Throughout Alaska, thick sheets of ice coated ramps, planes, and tarmacs. That forced Alaska Airlines to cancel roughly 65% of its scheduled flights. After 500 flight cancellations, the company said it could take some days to get passengers to their destinations. 

And Southwest Airlines saw a nearly 25% rate of flight cancellations between Wednesday and Saturday. Unfortunately, things did not ease on Sunday. The airline canceled additional flights after 52% of its pilots had been rerouted earlier in the week and were not in their assigned locations.

However, flight cancellations were not the only problem plaguing airlines over the last week. “‘Wind could cause delays in and around New York, Boston and Philadelphia. Seattle and San Francisco could see delays from low clouds and visibility, while wind and snow could lead to delays in Detroit, Minneapolis-St. Paul and Buffalo,’ the FAA said Sunday morning.” Weather-related delays impacted over 10,000 flights, both Christmas Eve and Christmas Day.

And those delays were not minor. The average wait time hit a whopping 81 minutes, which was upsetting news to those hoping to get home. Additionally, companies all felt the pinch of short-staffing.
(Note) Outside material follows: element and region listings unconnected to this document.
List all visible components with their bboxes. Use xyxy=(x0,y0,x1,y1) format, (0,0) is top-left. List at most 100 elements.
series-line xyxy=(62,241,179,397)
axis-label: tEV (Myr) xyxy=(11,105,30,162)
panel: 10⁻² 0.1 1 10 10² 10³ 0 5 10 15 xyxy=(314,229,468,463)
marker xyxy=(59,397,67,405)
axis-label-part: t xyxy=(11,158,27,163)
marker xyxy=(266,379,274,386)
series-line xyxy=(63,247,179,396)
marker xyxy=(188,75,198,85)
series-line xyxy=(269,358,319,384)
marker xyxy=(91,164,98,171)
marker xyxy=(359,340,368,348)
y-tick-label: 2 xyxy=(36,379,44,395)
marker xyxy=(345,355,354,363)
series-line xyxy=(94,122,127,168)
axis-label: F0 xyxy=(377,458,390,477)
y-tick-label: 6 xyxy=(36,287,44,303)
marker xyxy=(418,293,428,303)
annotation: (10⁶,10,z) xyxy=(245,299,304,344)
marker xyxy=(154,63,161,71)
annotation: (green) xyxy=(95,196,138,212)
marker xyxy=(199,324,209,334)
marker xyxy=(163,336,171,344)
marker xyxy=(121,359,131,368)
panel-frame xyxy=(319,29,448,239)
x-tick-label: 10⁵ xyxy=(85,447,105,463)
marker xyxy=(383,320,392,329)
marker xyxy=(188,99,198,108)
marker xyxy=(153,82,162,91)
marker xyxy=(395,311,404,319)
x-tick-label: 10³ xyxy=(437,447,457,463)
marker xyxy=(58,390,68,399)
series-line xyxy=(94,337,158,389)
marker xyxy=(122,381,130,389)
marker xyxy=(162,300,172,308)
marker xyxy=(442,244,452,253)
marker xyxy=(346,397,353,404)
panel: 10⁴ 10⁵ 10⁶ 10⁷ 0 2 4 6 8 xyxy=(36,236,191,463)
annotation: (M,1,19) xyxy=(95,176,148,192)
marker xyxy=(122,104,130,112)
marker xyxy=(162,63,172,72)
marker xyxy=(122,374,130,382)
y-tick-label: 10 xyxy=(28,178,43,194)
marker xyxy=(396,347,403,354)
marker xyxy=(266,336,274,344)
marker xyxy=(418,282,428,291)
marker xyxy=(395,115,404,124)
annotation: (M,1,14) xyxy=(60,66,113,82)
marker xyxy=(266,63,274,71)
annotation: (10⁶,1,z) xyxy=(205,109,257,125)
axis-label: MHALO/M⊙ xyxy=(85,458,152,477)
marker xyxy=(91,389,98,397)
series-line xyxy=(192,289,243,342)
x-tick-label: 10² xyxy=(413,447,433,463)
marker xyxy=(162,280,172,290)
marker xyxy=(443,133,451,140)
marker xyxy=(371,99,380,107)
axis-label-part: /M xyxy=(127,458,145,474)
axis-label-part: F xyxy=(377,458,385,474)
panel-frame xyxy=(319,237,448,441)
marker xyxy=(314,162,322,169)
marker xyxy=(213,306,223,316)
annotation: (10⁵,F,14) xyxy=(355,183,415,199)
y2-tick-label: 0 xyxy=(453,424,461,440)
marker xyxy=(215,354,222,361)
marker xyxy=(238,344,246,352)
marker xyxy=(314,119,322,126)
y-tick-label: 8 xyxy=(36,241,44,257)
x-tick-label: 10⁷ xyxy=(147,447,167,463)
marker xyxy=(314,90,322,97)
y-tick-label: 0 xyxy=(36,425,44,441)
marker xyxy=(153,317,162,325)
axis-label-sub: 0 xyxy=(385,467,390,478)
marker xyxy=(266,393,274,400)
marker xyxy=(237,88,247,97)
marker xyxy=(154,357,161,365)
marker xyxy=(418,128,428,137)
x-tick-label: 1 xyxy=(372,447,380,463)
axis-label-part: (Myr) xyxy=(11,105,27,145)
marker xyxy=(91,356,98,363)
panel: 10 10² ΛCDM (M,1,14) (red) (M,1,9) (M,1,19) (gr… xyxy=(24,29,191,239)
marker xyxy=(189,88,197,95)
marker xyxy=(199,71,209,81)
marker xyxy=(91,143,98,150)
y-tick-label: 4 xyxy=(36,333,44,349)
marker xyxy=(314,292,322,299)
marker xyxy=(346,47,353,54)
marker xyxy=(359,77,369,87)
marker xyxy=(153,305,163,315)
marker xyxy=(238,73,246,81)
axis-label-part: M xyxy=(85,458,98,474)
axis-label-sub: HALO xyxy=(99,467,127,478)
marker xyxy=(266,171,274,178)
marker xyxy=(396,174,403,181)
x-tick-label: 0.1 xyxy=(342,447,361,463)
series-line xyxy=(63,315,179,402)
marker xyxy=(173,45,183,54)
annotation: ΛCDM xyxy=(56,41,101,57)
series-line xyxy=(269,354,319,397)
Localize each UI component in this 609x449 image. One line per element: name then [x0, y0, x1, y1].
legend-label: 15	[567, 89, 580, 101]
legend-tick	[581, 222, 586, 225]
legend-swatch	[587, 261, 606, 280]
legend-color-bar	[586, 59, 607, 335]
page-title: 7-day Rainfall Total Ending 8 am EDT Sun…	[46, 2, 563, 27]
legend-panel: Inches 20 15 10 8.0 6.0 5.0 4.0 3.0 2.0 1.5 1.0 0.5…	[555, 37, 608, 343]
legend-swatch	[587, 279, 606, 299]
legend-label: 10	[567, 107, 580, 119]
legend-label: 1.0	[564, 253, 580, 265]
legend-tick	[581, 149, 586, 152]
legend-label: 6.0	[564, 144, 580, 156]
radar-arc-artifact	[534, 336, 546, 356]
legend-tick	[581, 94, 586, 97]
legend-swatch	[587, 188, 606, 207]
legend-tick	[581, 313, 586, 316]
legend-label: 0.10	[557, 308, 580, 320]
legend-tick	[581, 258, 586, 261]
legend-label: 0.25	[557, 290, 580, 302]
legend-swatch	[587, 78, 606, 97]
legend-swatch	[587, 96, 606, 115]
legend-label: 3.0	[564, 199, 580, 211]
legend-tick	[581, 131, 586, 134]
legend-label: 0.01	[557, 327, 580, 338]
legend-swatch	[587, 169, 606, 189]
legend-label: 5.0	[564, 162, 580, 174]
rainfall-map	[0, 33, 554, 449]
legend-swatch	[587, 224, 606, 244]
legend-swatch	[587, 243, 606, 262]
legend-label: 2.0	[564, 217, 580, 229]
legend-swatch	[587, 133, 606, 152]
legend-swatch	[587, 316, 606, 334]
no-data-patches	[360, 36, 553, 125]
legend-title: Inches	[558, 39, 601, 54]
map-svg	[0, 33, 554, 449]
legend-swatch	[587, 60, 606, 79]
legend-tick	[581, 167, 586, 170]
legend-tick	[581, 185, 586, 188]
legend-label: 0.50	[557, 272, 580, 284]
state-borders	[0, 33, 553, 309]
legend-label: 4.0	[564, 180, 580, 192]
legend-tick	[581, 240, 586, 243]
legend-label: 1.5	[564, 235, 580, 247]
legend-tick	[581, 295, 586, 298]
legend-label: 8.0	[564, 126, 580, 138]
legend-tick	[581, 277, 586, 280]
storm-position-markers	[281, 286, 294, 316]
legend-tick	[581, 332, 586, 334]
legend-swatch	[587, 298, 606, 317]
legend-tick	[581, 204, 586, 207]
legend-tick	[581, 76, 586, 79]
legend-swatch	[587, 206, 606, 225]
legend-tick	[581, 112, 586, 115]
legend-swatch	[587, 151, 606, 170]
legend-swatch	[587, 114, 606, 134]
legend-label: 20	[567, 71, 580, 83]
JetBlue offered incentives to any flight attendant willing to pick up additional shifts. And Southwest Airlines required Denver staff to provide a doctor’s note if they tried to call out sick. However, the bad news didn’t end there.

“‘Temperatures have fallen so low that our equipment and infrastructure have been impacted, from frozen lav systems and fuel hoses to broken tow bars,’ said a United Airlines message to pilots on Saturday. ‘Pilots have encountered frozen locks when trying to re-enter the jet bridge after conducting walk arounds.'” So, even flights not impacted by cancellations had unprecedented infrastructure challenges to address.

Flight cancellations finally started to ease on Sunday. But it may take a few more days to untangle the mess that the storm caused. Please be patient if you are trying to travel and know the crews are doing their best.